Part 1
Slips, trips and falls
Slips, trips and falls (or STFs) are everywhere, and they are costly. They account for 25%+ of all workplace injuries and are the #2 cause of work-related deaths globally.
They crop up in offices, warehouses, and sites alike (with wet floors, cluttered walkways, poor lighting, a missed step) and quickly turn routine tasks into recordable injuries. The good news: most are avoidable with consistent attention and a proactive, safety-first culture.
Example cases:

Lone worker slipped
A worker slipped while cutting alone in a Christchurch manhole with ankle-deep water. The saw kicked back, amputating three fingers. Failures included inadequate risk assessment and poor method selection.

Trench collapse
A worker was almost buried alive when an unsupported excavation collapsed. The site had no geotech assessment, no safe system of work, and WorkSafe was not notified for a >1.5 m trench. A mate managed to dig him out by hand. The victim sustained a collapsed lung, fractures to the rib cage, sternum, and collarbone, and now also suffers from post-traumatic stress disorder as a result of the incident.

Fragile roof fall
In April 2023, a 38-year-old roof cleaner in Wellington fell about six metres from a slippery roof while working alone for a cleaning company. He suffered a traumatic brain injury and multiple fractures. The worker had been in the role for only two months, had no formal training in working at height, and no harness system or supervision was in place.
Mitigation strategies:
Engineer safer surfaces & spaces: High-traction flooring/coatings in wet zones; bevelled transitions/ramps; drainage; non-slip stair treads; ample lighting indoors/outdoors to reveal hazards.
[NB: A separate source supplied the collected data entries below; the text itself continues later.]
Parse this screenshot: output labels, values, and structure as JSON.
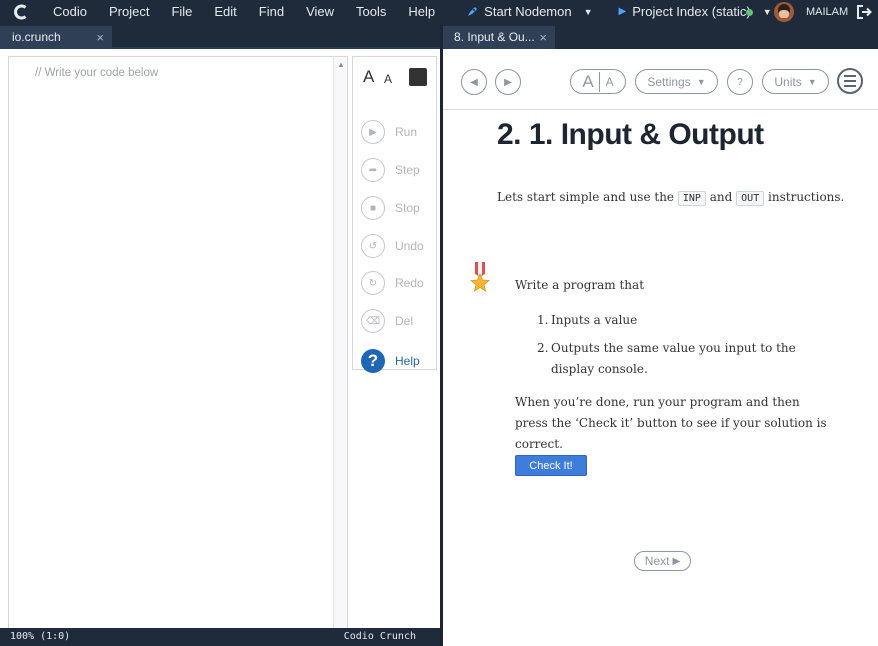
{
  "menubar": {
    "items": [
      "Codio",
      "Project",
      "File",
      "Edit",
      "Find",
      "View",
      "Tools",
      "Help"
    ],
    "run_start": "Start Nodemon",
    "run_preview": "Project Index (static)",
    "user": "MAILAM"
  },
  "editor": {
    "tab_label": "io.crunch",
    "tab_close": "×",
    "placeholder_comment": "// Write your code below",
    "font_large": "A",
    "font_small": "A",
    "tools": [
      "Run",
      "Step",
      "Stop",
      "Undo",
      "Redo",
      "Del",
      "Help"
    ],
    "status_left": "100%  (1:0)",
    "status_right": "Codio Crunch"
  },
  "guide": {
    "tab_label": "8. Input & Ou...",
    "tab_close": "×",
    "font_large": "A",
    "font_small": "A",
    "settings": "Settings",
    "help_q": "?",
    "units": "Units",
    "title": "2. 1. Input & Output",
    "intro_before": "Lets start simple and use the",
    "code_inp": "INP",
    "intro_and": "and",
    "code_out": "OUT",
    "intro_after": "instructions.",
    "task_lead": "Write a program that",
    "task_items": [
      {
        "num": "1.",
        "text": "Inputs a value"
      },
      {
        "num": "2.",
        "text": "Outputs the same value you input to the display console."
      }
    ],
    "task_done": "When you’re done, run your program and then press the ‘Check it’ button to see if your solution is correct.",
    "check_button": "Check It!",
    "next_button": "Next"
  },
  "colors": {
    "topbar": "#1f2b3a",
    "accent_blue": "#1f67b5",
    "check_button": "#3f7ddc",
    "status_online": "#5ec27a"
  }
}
Perform housekeeping & maintenance: “See it, sort it” for spills; winter snow/ice plans (pre-shift clearing/salting); secure cords/mats; fix uneven floors; routine inspections.
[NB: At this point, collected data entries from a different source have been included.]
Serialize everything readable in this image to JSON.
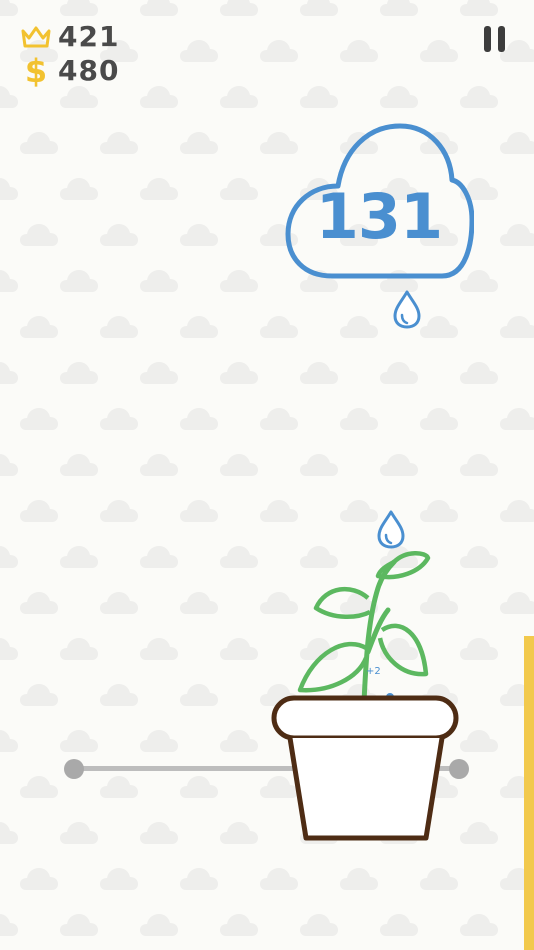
{
  "hud": {
    "best_score": "421",
    "coins": "480",
    "crown_icon": "crown-icon",
    "coin_icon": "dollar-icon",
    "coin_symbol": "$"
  },
  "pause": {
    "icon": "pause-icon"
  },
  "cloud": {
    "counter": "131",
    "color": "#4a8fd0"
  },
  "plant": {
    "splash_text": "+2",
    "stem_color": "#5cb860",
    "pot_color": "#4e2c14"
  },
  "colors": {
    "background": "#fbfbf8",
    "accent_gold": "#f2c230",
    "water_meter": "#f2c94c"
  },
  "water_meter": {
    "level": 0.33
  }
}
Control traffic & layout: Keep walkways clear; mark changes in level; place absorbent mats at entries; design storage to keep items off floors.
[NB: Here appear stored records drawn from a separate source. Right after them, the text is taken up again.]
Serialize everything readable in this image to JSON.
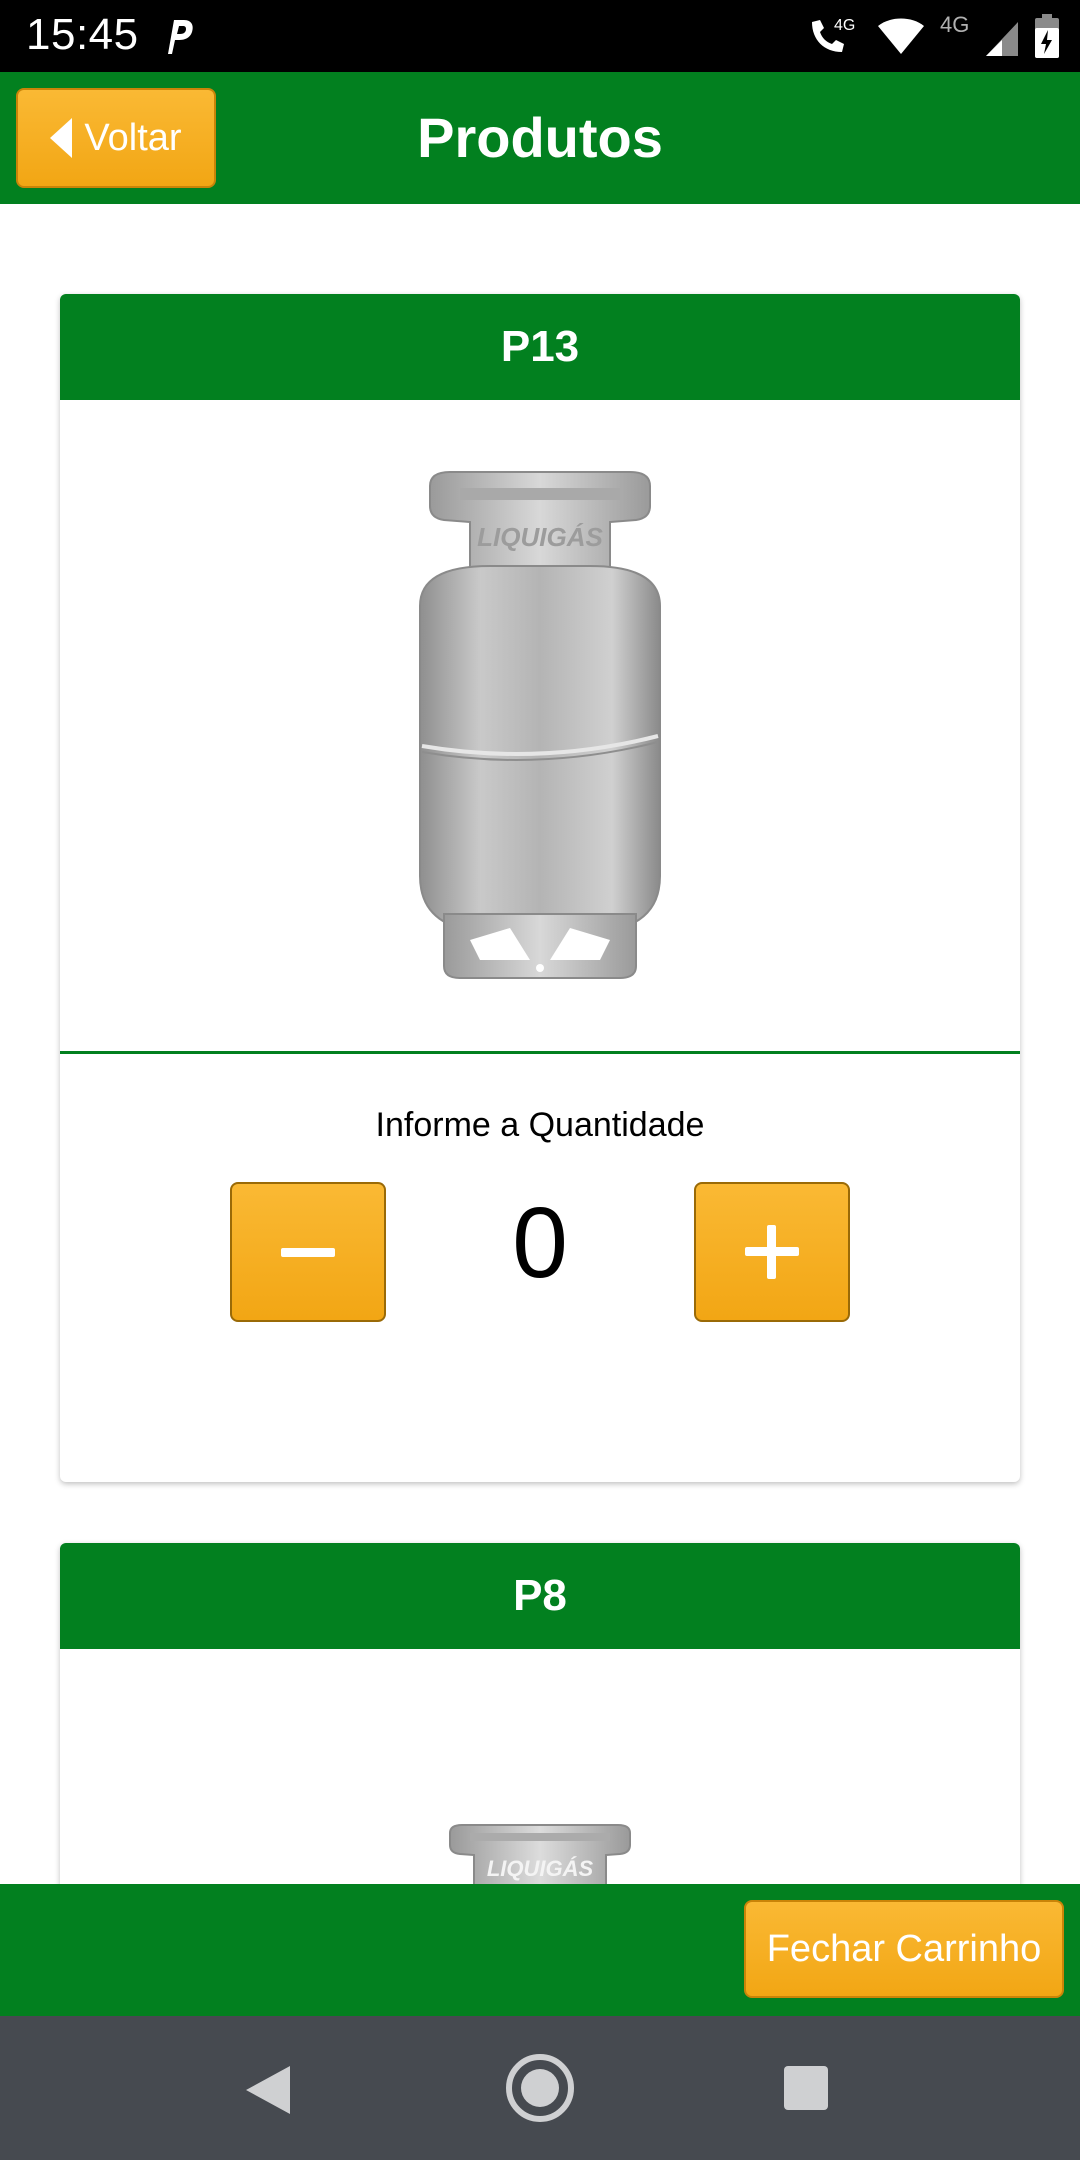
{
  "status_bar": {
    "time": "15:45",
    "network_label_1": "4G",
    "network_label_2": "4G",
    "icons": [
      "parking-app-icon",
      "wifi-calling-icon",
      "wifi-icon",
      "cellular-signal-icon",
      "battery-charging-icon"
    ]
  },
  "header": {
    "back_label": "Voltar",
    "title": "Produtos"
  },
  "products": [
    {
      "name": "P13",
      "image_brand_text": "LIQUIGÁS",
      "quantity_label": "Informe a Quantidade",
      "quantity": "0"
    },
    {
      "name": "P8",
      "image_brand_text": "LIQUIGÁS"
    }
  ],
  "footer": {
    "checkout_label": "Fechar Carrinho"
  },
  "colors": {
    "primary_green": "#02801f",
    "accent_orange": "#f2a614",
    "nav_bar": "#464a50"
  }
}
Use footwear and PPE as the last line: Mandate slip-resistant shoes; issue ice cleats/traction aids for cold weather; use handrails.
Train and reinforce awareness: Proper onboarding and seasonal refreshers on hazard spotting, safe pace, carrying/visibility, and reporting; signage (“Wet floor”, floor tape) and micro-campaigns (e.g., “Watch Your Step”).
Implement lone-worker controls: Define which tasks cannot be done alone; scheduled check-ins; radios; fall-detection/man-down wearables with GPS; fast escalation if a check-in is missed.
Build culture & accountability: Encourage near-miss reporting; rapid fix SLA for hazards; supervisor walk-downs; measure STF rates and act on trends.